Ananda Lima’s poetry collection Mother/land (Black Lawrence Press, 2021) is the winner of the Hudson Prize. She is also the author of two poetry chapbooks (Amblyopia, Bull City Press, 2020, and Translation, Paper Nautilus, 2019), a fiction chapbook (Tropicália, Newfound, 2021), and a poetry and photography chapbook (Vigil, Get Fresh Books, 2021). Her work has appeared in the American Poetry Review,
Poets.org, Kenyon Review Online, the Birmingham Poetry Review, Gulf Coast, and elsewhere. She has an MA in Linguistics from UCLA and an MFA in Creative Writing in Fiction from Rutgers University, Newark
Marina Carreira (she/they) is a queer Luso-American poet artist from Newark, NJ. She is the author of tantotanto (Cavankerry Press, forthcoming 2022), Save the Bathwater (Get Fresh Books, 2018) and I Sing to That Bird Knowing It Won’t Sing Back (Finishing Line Press, 2017). She has exhibited her art at Morris Museum, ArtFront Galleries, West Orange Arts Council, Monmouth University Center for the Arts, among others.
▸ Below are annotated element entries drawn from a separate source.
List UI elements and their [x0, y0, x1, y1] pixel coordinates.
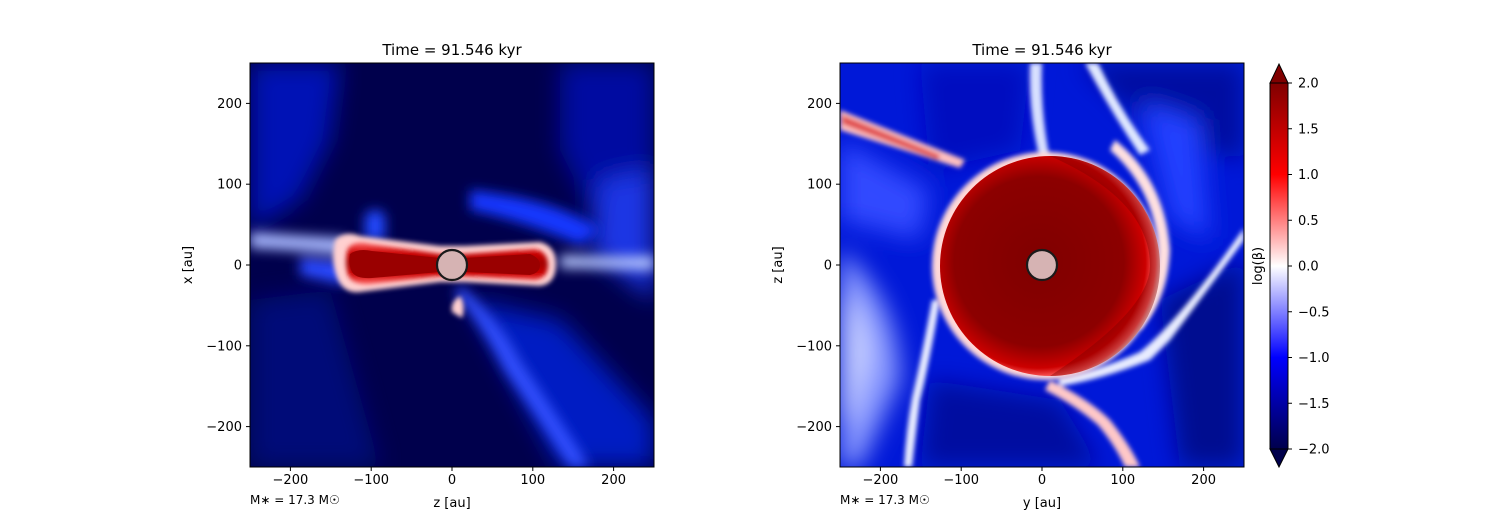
x-tick-label-1: −100	[353, 473, 389, 488]
mass-annotation-2: M∗ = 17.3 M☉	[840, 493, 930, 507]
y-tick-label-2: 200	[807, 97, 832, 112]
y-tick-label-1: 0	[234, 259, 242, 274]
y-axis-label-1: x [au]	[181, 246, 196, 284]
colorbar-tick-label: −2.0	[1298, 443, 1330, 458]
y-axis-label-2: z [au]	[771, 246, 786, 283]
x-tick-label-2: 0	[1038, 473, 1046, 488]
colorbar-tick-label: 0.5	[1298, 214, 1319, 229]
colorbar-tick-label: 2.0	[1298, 77, 1319, 92]
y-tick-label-2: 0	[824, 259, 832, 274]
colorbar-tick-label: 1.5	[1298, 122, 1319, 137]
x-tick-label-1: 100	[520, 473, 545, 488]
y-tick-label-2: −200	[796, 420, 832, 435]
colorbar-tick-label: −0.5	[1298, 305, 1330, 320]
heatmap-panel-2	[840, 63, 1244, 467]
y-tick-label-1: −200	[206, 420, 242, 435]
y-tick-label-1: 200	[217, 97, 242, 112]
x-axis-label-1: z [au]	[433, 496, 470, 511]
sink-particle-1	[435, 248, 469, 282]
x-tick-label-1: 200	[601, 473, 626, 488]
colorbar-extend-low	[1269, 448, 1289, 469]
x-tick-label-2: −200	[863, 473, 899, 488]
x-axis-label-2: y [au]	[1023, 496, 1061, 511]
colorbar	[1269, 62, 1289, 469]
x-tick-label-2: 100	[1110, 473, 1135, 488]
y-tick-label-2: −100	[796, 339, 832, 354]
colorbar-label: log(β)	[1251, 247, 1266, 285]
colorbar-tick-label: −1.5	[1298, 397, 1330, 412]
chart-elements: −200 −100 0 100 200 −200 −100 0 100 200 Time = 91.…	[181, 41, 1330, 511]
y-tick-label-2: 100	[807, 178, 832, 193]
y-tick-label-1: 100	[217, 178, 242, 193]
y-tick-label-1: −100	[206, 339, 242, 354]
colorbar-extend-high	[1269, 62, 1289, 84]
x-tick-label-1: 0	[448, 473, 456, 488]
colorbar-gradient	[1270, 83, 1288, 449]
mass-annotation-1: M∗ = 17.3 M☉	[250, 493, 340, 507]
colorbar-tick-label: 1.0	[1298, 168, 1319, 183]
colorbar-tick-label: 0.0	[1298, 260, 1319, 275]
x-tick-label-2: −100	[943, 473, 979, 488]
colorbar-tick-label: −1.0	[1298, 351, 1330, 366]
x-tick-label-1: −200	[273, 473, 309, 488]
x-tick-label-2: 200	[1191, 473, 1216, 488]
chart-title-2: Time = 91.546 kyr	[971, 41, 1112, 59]
chart-title-1: Time = 91.546 kyr	[381, 41, 522, 59]
sink-particle-2	[1025, 248, 1059, 282]
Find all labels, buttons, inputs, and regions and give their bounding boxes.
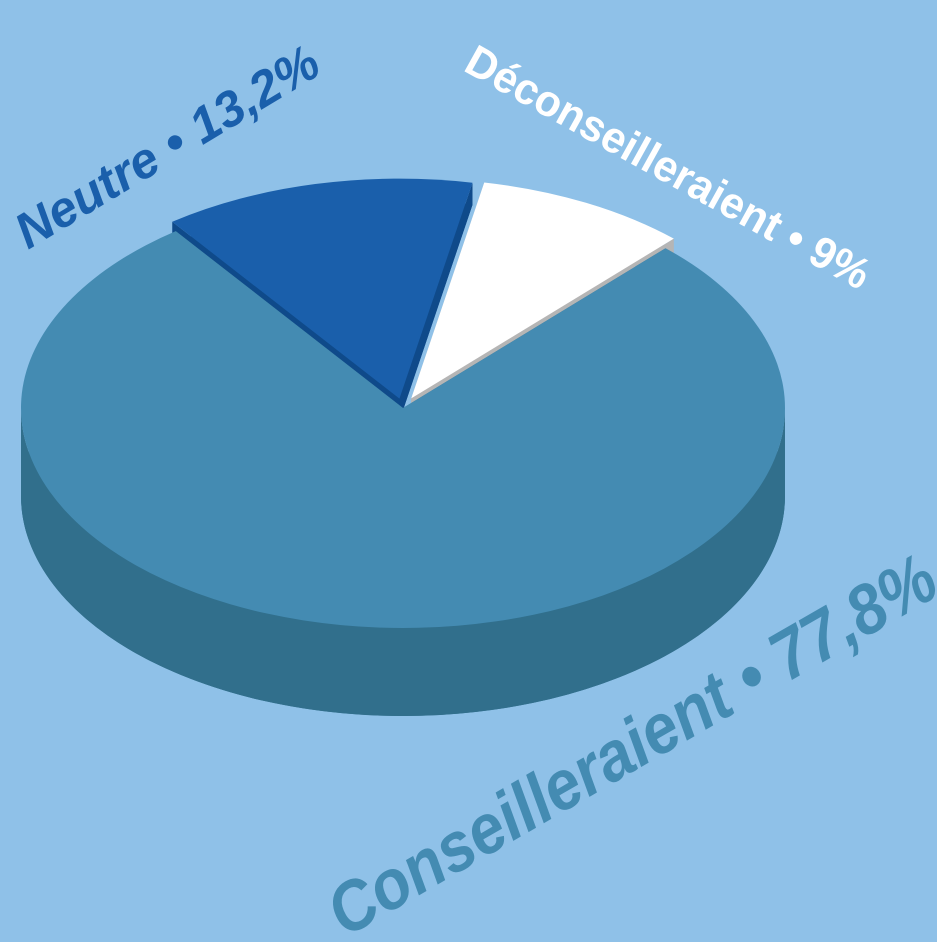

Her work investigates identity as it relates to gender, urban, queer, and bicultural first-generation spaces. Keep up with her at
hellomarinacarreira.com.
Emily Lee Luan is a Taiwanese American poet and essayist. She is the author of I Watch the Boughs, selected by Gabrielle Calvocoressi for a 2020 Poetry Society of America Chapbook Fellowship. A 2020 Margins Fellow at the Asian American Writers’ Workshop and the recipient of a 2022 Pushcart Prize, her work has appeared or is forthcoming in Best American Poetry (2021), Best New Poets (2019), American Poetry Review, The Offing, and elsewhere. She holds an MFA in Poetry from Rutgers University-Newark and lives in Brooklyn.
Xandria Phillips is a poet and visual artist from rural Ohio. The recipient of a Whiting Award, and a LAMBDA Literary Award for their book HULL (Nightboat Books 2019), Xandria has received fellowships from Brown University, The Sewanee Writer’s Conference, The Wisconsin Institute for Creative Writing, and The Center for African American Poetry and Poetics. Their work has been featured in Berlin Quarterly, Crazyhorse,
POETS.org, Virginia Quarterly Review, and elsewhere.
Felicia Zamora is the author of six poetry books including, I Always Carry My Bones, winner of the 2020 Iowa Poetry Prize (University of Iowa Press, 2021), Quotient (forthcoming from Tinderbox Editions), Body of Render, Benjamin Saltman Award winner (Red Hen Press, 2020), and Of Form & Gather, Andrés Montoya Poetry Prize winner (University of Notre Dame Press). A CantoMundo and Ragdale Foundation fellow, she won the 2020 C.P. Cavafy Prize from Poetry International, the Wabash Prize for Poetry and the Tomaž Šalamun Prize. Her poems appear or are forthcoming in AGNI, Alaska Quarterly Review, American Poetry Review, Boston Review, Georgia Review, Guernica, Missouri Review Poem-of-the-Week, Orion, POETRY, The Nation, and others. She is an assistant professor of poetry at the University of Cincinnati and associate poetry editor for the Colorado Review.